15 days ago
Hello, every 1-2 days i got report from my user that our app is down. They see the cloudflare 502 pages where the host (the railway app) is error. I think it happens for a week already (totally unacceptable). Nothing changed from my app side and the traffic is not even high. For those times, i usually just restart/redeploy the service and it went up again. But, only a matter of time until the service will be down again and i need to keep restarting.
I see the status page here https://status.railway.com/cmltkyu8905sl13amlju6j5yh says it resolved. But it just happen again ~1 hour ago. It's not ideal to keep restarting/redeploying everytime it crashes down. Any suggestion from your side? I might migrate off of railway if this keep going on
8 Replies
15 days ago
What happened was we had SYN attacks to some workloads. You may have had Cloudflare in front of your app, however, non WAF workloads could have affected the availability. As such we have implemented short terms measures to prevent this moving forward. Since then we've expanded interconnect capacity with new peering and Direct Connect, deployed per-container eBPF firewalls, hardened our edge, and built continuous connectivity monitoring between hosts. We're also rolling out a WAF for all customers, edge-level protection against malicious request patterns across all plans.
Was this one recent?
Status changed to Awaiting User Response Railway • 15 days ago
15 days ago
Yes recent, almost happens daily since last week.

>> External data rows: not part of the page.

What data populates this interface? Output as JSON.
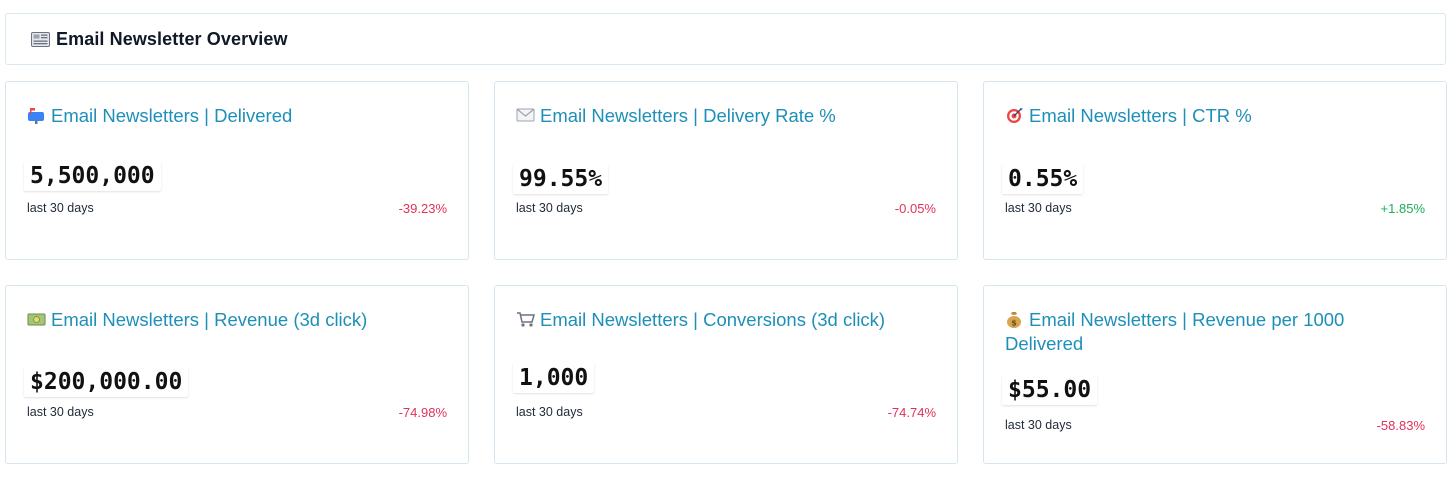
{
  "header": {
    "title": "Email Newsletter Overview",
    "icon": "newspaper-icon"
  },
  "cards": [
    {
      "icon": "mailbox-icon",
      "title": "Email Newsletters | Delivered",
      "value": "5,500,000",
      "period": "last 30 days",
      "delta": "-39.23%",
      "trend": "negative"
    },
    {
      "icon": "envelope-icon",
      "title": "Email Newsletters | Delivery Rate %",
      "value": "99.55%",
      "period": "last 30 days",
      "delta": "-0.05%",
      "trend": "negative"
    },
    {
      "icon": "target-icon",
      "title": "Email Newsletters | CTR %",
      "value": "0.55%",
      "period": "last 30 days",
      "delta": "+1.85%",
      "trend": "positive"
    },
    {
      "icon": "money-bill-icon",
      "title": "Email Newsletters | Revenue (3d click)",
      "value": "$200,000.00",
      "period": "last 30 days",
      "delta": "-74.98%",
      "trend": "negative"
    },
    {
      "icon": "shopping-cart-icon",
      "title": "Email Newsletters | Conversions (3d click)",
      "value": "1,000",
      "period": "last 30 days",
      "delta": "-74.74%",
      "trend": "negative"
    },
    {
      "icon": "money-bag-icon",
      "title": "Email Newsletters | Revenue per 1000 Delivered",
      "value": "$55.00",
      "period": "last 30 days",
      "delta": "-58.83%",
      "trend": "negative"
    }
  ],
  "colors": {
    "title": "#1d8fb8",
    "negative": "#e0325a",
    "positive": "#1fae5b",
    "border": "#d5e6ef"
  }
}
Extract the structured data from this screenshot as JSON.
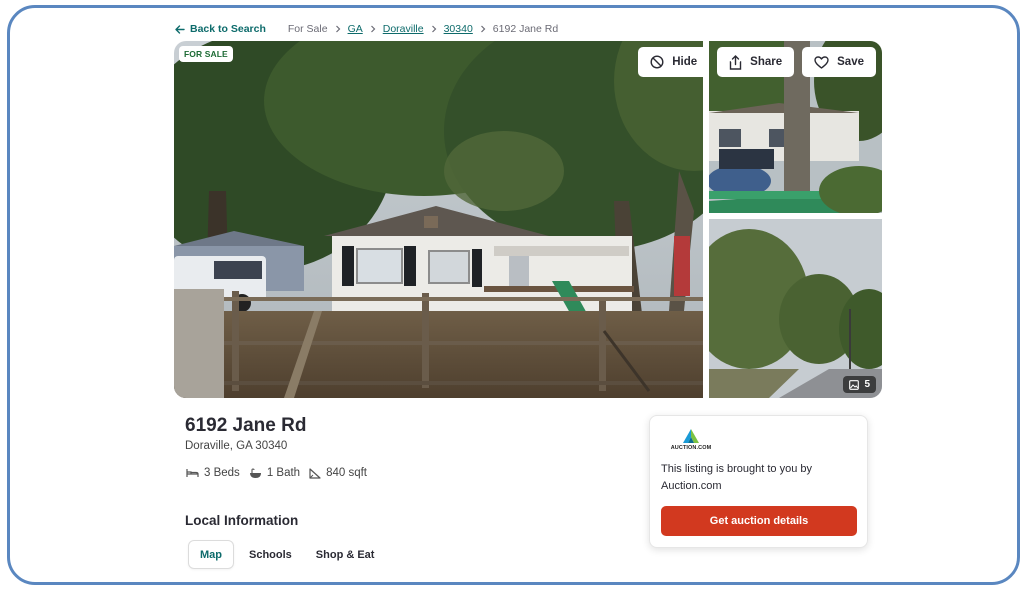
{
  "breadcrumb": {
    "back_label": "Back to Search",
    "items": [
      "For Sale",
      "GA",
      "Doraville",
      "30340",
      "6192 Jane Rd"
    ]
  },
  "gallery": {
    "sale_badge": "FOR SALE",
    "hide_label": "Hide",
    "share_label": "Share",
    "save_label": "Save",
    "photo_count": "5",
    "icons": [
      "hide-icon",
      "share-icon",
      "heart-icon",
      "photo-icon"
    ]
  },
  "listing": {
    "address": "6192 Jane Rd",
    "city_line": "Doraville, GA 30340",
    "beds": "3 Beds",
    "baths": "1 Bath",
    "sqft": "840 sqft",
    "icons": [
      "bed-icon",
      "bath-icon",
      "sqft-icon"
    ]
  },
  "local_info": {
    "title": "Local Information",
    "tabs": [
      "Map",
      "Schools",
      "Shop & Eat"
    ],
    "active_tab": "Map"
  },
  "auction_card": {
    "logo_text": "AUCTION.COM",
    "text": "This listing is brought to you by Auction.com",
    "cta_label": "Get auction details"
  },
  "colors": {
    "frame": "#5a87c0",
    "link_teal": "#0d6b6b",
    "cta_red": "#d2391f",
    "sale_green": "#1d6b35"
  }
}
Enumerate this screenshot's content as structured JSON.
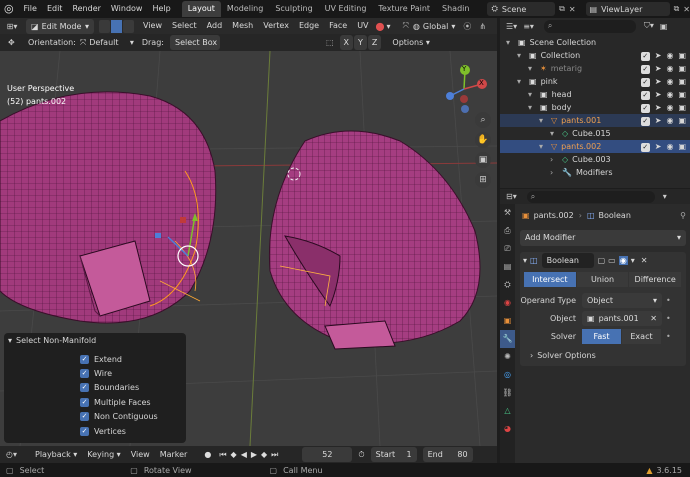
{
  "topbar": {
    "menus": [
      "File",
      "Edit",
      "Render",
      "Window",
      "Help"
    ],
    "workspaces": [
      "Layout",
      "Modeling",
      "Sculpting",
      "UV Editing",
      "Texture Paint",
      "Shadin"
    ],
    "active_workspace": "Layout",
    "scene_name": "Scene",
    "view_layer_name": "ViewLayer"
  },
  "viewport_header": {
    "mode": "Edit Mode",
    "menus": [
      "View",
      "Select",
      "Add",
      "Mesh",
      "Vertex",
      "Edge",
      "Face",
      "UV"
    ],
    "transform_orientation": "Global"
  },
  "tool_header": {
    "orientation_label": "Orientation:",
    "orientation_value": "Default",
    "drag_label": "Drag:",
    "drag_value": "Select Box",
    "axes": [
      "X",
      "Y",
      "Z"
    ],
    "options_label": "Options"
  },
  "viewport": {
    "view_name": "User Perspective",
    "object_info": "(52) pants.002",
    "gizmo_axes": [
      "Y",
      "X"
    ]
  },
  "operator_panel": {
    "title": "Select Non-Manifold",
    "options": [
      {
        "label": "Extend",
        "checked": true
      },
      {
        "label": "Wire",
        "checked": true
      },
      {
        "label": "Boundaries",
        "checked": true
      },
      {
        "label": "Multiple Faces",
        "checked": true
      },
      {
        "label": "Non Contiguous",
        "checked": true
      },
      {
        "label": "Vertices",
        "checked": true
      }
    ]
  },
  "timeline": {
    "menus": [
      "Playback",
      "Keying",
      "View",
      "Marker"
    ],
    "current_frame": "52",
    "start_label": "Start",
    "start_value": "1",
    "end_label": "End",
    "end_value": "80"
  },
  "statusbar": {
    "hints": [
      "Select",
      "Rotate View",
      "Call Menu"
    ],
    "version": "3.6.15"
  },
  "outliner": {
    "rows": [
      {
        "label": "Scene Collection",
        "indent": 0,
        "icon": "collection-icon",
        "selected": false,
        "active": false,
        "visible_controls": false
      },
      {
        "label": "Collection",
        "indent": 1,
        "icon": "collection-icon",
        "selected": false,
        "active": false,
        "visible_controls": true
      },
      {
        "label": "metarig",
        "indent": 2,
        "icon": "armature-icon",
        "selected": false,
        "active": false,
        "visible_controls": true,
        "dim": true
      },
      {
        "label": "pink",
        "indent": 1,
        "icon": "collection-icon",
        "selected": false,
        "active": false,
        "visible_controls": true
      },
      {
        "label": "head",
        "indent": 2,
        "icon": "collection-icon",
        "selected": false,
        "active": false,
        "visible_controls": true
      },
      {
        "label": "body",
        "indent": 2,
        "icon": "collection-icon",
        "selected": false,
        "active": false,
        "visible_controls": true
      },
      {
        "label": "pants.001",
        "indent": 3,
        "icon": "mesh-icon",
        "selected": true,
        "active": false,
        "visible_controls": true,
        "orange": true
      },
      {
        "label": "Cube.015",
        "indent": 4,
        "icon": "mesh-data-icon",
        "selected": false,
        "active": false,
        "visible_controls": false
      },
      {
        "label": "pants.002",
        "indent": 3,
        "icon": "mesh-icon",
        "selected": true,
        "active": true,
        "visible_controls": true,
        "orange": true
      },
      {
        "label": "Cube.003",
        "indent": 4,
        "icon": "mesh-data-icon",
        "selected": false,
        "active": false,
        "visible_controls": false
      },
      {
        "label": "Modifiers",
        "indent": 4,
        "icon": "wrench-icon",
        "selected": false,
        "active": false,
        "visible_controls": false
      }
    ]
  },
  "properties": {
    "breadcrumb_object": "pants.002",
    "breadcrumb_modifier": "Boolean",
    "add_modifier_label": "Add Modifier",
    "modifier_name": "Boolean",
    "operations": [
      "Intersect",
      "Union",
      "Difference"
    ],
    "active_operation": "Intersect",
    "operand_type_label": "Operand Type",
    "operand_type_value": "Object",
    "object_label": "Object",
    "object_value": "pants.001",
    "solver_label": "Solver",
    "solvers": [
      "Fast",
      "Exact"
    ],
    "active_solver": "Fast",
    "solver_options_label": "Solver Options"
  },
  "colors": {
    "accent": "#4772b3",
    "mesh": "#a13a7c",
    "selection": "#ff9a1e",
    "viewport_bg": "#3d3d3d"
  }
}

Status changed to Awaiting Railway Response Railway • 15 days ago
15 days ago
Then you should be good going forward, but please do let us know if you continue to see this, and we can dig in further!
Status changed to Awaiting User Response Railway • 15 days ago
15 days ago
Okay, let's check in again in a couple of days. Really like the platform, sad to see if the service quality is not optimal.
By the way this is the response time on last 7D, last occurence is ~5 hours ago. You can see sometimes it went up to 30s. I had to restart it to make it work again.
Status changed to Awaiting Railway Response Railway • 15 days ago
Status changed to Awaiting User Response Railway • 15 days ago
15 days ago
ummm...
anyway, how to make sure its on my app side or on railway side?
edit:
cpu/ram usage seems normal on my end
Attachments
Status changed to Awaiting Railway Response Railway • 15 days ago
15 days ago
Some form of APM and tracing is underrated and underutilized. Adding that to your app would help with so much.
Status changed to Awaiting User Response Railway • 15 days ago
14 days ago
okay i finished set up a monitoring and tracing. for now will resolve the thread. will report again if still happens.
thank you
Status changed to Awaiting Railway Response Railway • 14 days ago
Status changed to Solved razrinn • 14 days ago